Ellos decidieron el momento y la forma, pero no valoraron las consecuencias. La empresa los ignora. El departamento de riesgos laborales, en manos de los sindicatos, dígase de paso, no ofrece datos de ningún tipo. La familia se avergüenza y los repudia. Los compañeros los juzgan y condenan.

 

Son muertos de segunda. No cuentan en las estadísticas de las víctimas del terrorismo.

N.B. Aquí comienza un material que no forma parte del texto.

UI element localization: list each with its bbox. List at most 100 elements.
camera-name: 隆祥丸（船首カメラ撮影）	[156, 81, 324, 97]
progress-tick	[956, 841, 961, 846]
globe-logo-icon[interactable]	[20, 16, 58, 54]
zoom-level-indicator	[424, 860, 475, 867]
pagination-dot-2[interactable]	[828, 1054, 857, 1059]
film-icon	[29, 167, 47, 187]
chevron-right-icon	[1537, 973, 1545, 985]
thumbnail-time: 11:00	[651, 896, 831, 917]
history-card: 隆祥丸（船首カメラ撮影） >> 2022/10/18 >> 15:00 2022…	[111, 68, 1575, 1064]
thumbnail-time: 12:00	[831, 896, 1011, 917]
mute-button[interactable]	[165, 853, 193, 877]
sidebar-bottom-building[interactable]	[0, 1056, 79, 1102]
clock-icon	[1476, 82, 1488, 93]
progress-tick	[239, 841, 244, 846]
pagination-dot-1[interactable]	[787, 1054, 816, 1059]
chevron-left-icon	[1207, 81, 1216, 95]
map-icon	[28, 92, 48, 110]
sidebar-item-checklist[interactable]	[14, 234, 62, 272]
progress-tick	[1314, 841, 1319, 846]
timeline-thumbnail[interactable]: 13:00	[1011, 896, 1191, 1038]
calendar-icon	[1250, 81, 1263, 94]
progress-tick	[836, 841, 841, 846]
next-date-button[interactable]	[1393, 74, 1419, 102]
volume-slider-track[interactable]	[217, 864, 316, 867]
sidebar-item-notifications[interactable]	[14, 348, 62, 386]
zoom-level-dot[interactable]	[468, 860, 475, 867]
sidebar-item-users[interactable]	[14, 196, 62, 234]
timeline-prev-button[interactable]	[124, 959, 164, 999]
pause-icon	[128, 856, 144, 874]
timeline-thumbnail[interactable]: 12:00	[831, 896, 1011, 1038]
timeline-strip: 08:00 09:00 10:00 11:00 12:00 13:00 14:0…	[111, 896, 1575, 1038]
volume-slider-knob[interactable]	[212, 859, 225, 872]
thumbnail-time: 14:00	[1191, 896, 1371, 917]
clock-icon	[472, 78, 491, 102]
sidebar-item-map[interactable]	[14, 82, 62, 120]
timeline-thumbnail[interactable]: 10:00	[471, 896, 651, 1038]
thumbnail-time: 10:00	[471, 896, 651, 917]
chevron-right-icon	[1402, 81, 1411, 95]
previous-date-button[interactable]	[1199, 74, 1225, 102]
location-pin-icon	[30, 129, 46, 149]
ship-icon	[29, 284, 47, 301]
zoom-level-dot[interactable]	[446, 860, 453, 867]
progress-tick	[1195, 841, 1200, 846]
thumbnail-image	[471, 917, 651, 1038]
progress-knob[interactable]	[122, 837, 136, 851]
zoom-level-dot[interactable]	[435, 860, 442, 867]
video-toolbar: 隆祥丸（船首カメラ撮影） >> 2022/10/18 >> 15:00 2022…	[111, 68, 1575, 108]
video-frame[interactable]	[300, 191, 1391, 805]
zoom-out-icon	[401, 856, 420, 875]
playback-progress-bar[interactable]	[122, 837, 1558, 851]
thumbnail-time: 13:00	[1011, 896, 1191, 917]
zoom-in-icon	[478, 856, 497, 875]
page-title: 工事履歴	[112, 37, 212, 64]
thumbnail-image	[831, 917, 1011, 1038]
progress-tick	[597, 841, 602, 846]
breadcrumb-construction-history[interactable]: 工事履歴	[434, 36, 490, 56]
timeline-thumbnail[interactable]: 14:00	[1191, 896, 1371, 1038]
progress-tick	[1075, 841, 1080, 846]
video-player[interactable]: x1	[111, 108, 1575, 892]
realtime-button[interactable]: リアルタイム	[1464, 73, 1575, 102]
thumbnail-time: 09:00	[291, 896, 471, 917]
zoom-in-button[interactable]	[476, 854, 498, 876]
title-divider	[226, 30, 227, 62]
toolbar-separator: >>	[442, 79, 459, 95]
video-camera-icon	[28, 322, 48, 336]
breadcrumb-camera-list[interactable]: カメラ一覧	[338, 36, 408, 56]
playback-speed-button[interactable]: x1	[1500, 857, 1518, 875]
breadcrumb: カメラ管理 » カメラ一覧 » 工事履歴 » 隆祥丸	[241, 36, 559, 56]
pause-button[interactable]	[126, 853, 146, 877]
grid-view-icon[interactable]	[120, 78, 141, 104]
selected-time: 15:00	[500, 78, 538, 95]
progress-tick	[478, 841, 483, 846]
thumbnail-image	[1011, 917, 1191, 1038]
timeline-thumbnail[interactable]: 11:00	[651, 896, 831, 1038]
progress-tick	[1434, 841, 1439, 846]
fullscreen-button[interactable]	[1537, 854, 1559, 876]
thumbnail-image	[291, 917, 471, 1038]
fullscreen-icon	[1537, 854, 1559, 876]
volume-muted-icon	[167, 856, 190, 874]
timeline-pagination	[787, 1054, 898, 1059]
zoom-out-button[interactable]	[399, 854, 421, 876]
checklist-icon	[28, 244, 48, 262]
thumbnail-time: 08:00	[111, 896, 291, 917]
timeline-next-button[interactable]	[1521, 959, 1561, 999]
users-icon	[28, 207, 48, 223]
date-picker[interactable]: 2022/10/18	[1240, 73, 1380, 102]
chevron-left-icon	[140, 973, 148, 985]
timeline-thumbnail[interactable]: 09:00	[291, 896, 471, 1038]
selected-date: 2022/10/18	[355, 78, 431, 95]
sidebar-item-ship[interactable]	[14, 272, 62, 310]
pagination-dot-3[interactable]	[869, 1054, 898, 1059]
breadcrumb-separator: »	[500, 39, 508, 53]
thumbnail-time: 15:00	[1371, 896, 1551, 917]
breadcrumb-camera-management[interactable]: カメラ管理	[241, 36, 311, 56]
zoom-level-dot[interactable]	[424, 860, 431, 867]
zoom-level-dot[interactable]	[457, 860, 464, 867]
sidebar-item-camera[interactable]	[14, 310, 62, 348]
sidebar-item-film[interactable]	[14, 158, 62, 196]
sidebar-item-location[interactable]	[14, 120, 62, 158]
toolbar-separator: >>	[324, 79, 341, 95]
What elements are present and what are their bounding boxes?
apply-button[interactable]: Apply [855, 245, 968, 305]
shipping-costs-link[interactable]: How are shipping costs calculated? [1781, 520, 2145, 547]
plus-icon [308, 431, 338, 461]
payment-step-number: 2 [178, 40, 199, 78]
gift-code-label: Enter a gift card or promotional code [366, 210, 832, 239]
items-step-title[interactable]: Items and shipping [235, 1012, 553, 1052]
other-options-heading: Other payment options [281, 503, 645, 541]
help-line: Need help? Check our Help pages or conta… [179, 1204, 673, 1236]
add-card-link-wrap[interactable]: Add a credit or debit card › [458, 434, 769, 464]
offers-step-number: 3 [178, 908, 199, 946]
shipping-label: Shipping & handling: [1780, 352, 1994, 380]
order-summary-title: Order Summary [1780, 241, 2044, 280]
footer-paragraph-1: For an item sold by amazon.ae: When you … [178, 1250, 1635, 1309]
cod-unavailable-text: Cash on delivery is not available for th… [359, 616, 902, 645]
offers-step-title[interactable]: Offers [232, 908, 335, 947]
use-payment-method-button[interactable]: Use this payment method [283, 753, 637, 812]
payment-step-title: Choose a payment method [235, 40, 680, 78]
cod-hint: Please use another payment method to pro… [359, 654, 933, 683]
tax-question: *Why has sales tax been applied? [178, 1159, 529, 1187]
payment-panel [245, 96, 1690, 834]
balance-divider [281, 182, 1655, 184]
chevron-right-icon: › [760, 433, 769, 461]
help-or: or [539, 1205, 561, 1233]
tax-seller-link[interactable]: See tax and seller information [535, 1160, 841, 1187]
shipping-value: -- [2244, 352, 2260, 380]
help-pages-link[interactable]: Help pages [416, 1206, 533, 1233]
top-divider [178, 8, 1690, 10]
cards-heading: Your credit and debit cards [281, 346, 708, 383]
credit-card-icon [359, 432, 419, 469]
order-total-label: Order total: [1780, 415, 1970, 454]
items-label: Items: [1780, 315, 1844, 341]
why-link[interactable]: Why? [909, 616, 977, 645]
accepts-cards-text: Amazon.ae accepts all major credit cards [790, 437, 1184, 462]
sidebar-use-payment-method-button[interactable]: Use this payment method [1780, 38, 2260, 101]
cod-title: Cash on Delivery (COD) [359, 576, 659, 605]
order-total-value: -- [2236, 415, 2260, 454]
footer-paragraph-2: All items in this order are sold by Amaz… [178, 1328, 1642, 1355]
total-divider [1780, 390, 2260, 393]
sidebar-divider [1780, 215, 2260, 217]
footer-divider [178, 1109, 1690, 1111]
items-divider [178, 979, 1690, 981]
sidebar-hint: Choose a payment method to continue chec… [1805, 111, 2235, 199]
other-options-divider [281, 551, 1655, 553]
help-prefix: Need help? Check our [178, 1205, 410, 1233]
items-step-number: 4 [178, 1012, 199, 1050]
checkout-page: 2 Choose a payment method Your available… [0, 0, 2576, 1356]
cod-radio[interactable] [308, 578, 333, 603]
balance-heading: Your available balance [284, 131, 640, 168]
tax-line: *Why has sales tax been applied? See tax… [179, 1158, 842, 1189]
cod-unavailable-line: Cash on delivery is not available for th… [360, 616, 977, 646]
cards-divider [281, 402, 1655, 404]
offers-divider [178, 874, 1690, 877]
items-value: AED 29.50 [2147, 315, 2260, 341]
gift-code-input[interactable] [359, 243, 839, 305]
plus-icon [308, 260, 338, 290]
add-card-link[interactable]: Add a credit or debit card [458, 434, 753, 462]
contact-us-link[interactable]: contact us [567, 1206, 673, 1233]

Nadie se ocupó de sus vidas, sus problemas, sus circunstancias, sus temores, sus debilidades. Se les enterró y fin de la historia. Y, sobre todo, nadie se ocupó de sus familias o sus compañeros. Este tipo de traumas no existen para las administraciones.

 

El actual Gobierno de coalición, como todos los anteriores, contempla en su anteproyecto de presupuestos una gran cantidad de fondos y recursos de todo tipo destinados a los múltiples ministerios, institutos, observatorios y gabinetes que se encargan de la “violencia de género”.

 

Mientras la  lider consorte reconvertida en ministra  vicepresidenta, apaña cuanto puede para sus “políticas de genero”, olvidando que las muertes por suicidio superan en una proporción de ochenta a uno las producidas en el ámbito familiar, cientos de policías, guardias civiles y militares sucumben a la presión a la que se les somete a diario sin que se destine ni un solo euro en crear las condiciones necesarias para prevenir y evitar este tipo de muertes, tan absurdas como incomprendidas. Pero, al fin y al cabo, una muerte como cualquier otra, natural y cotidiana y que, por tanto, no debe ser ignorada.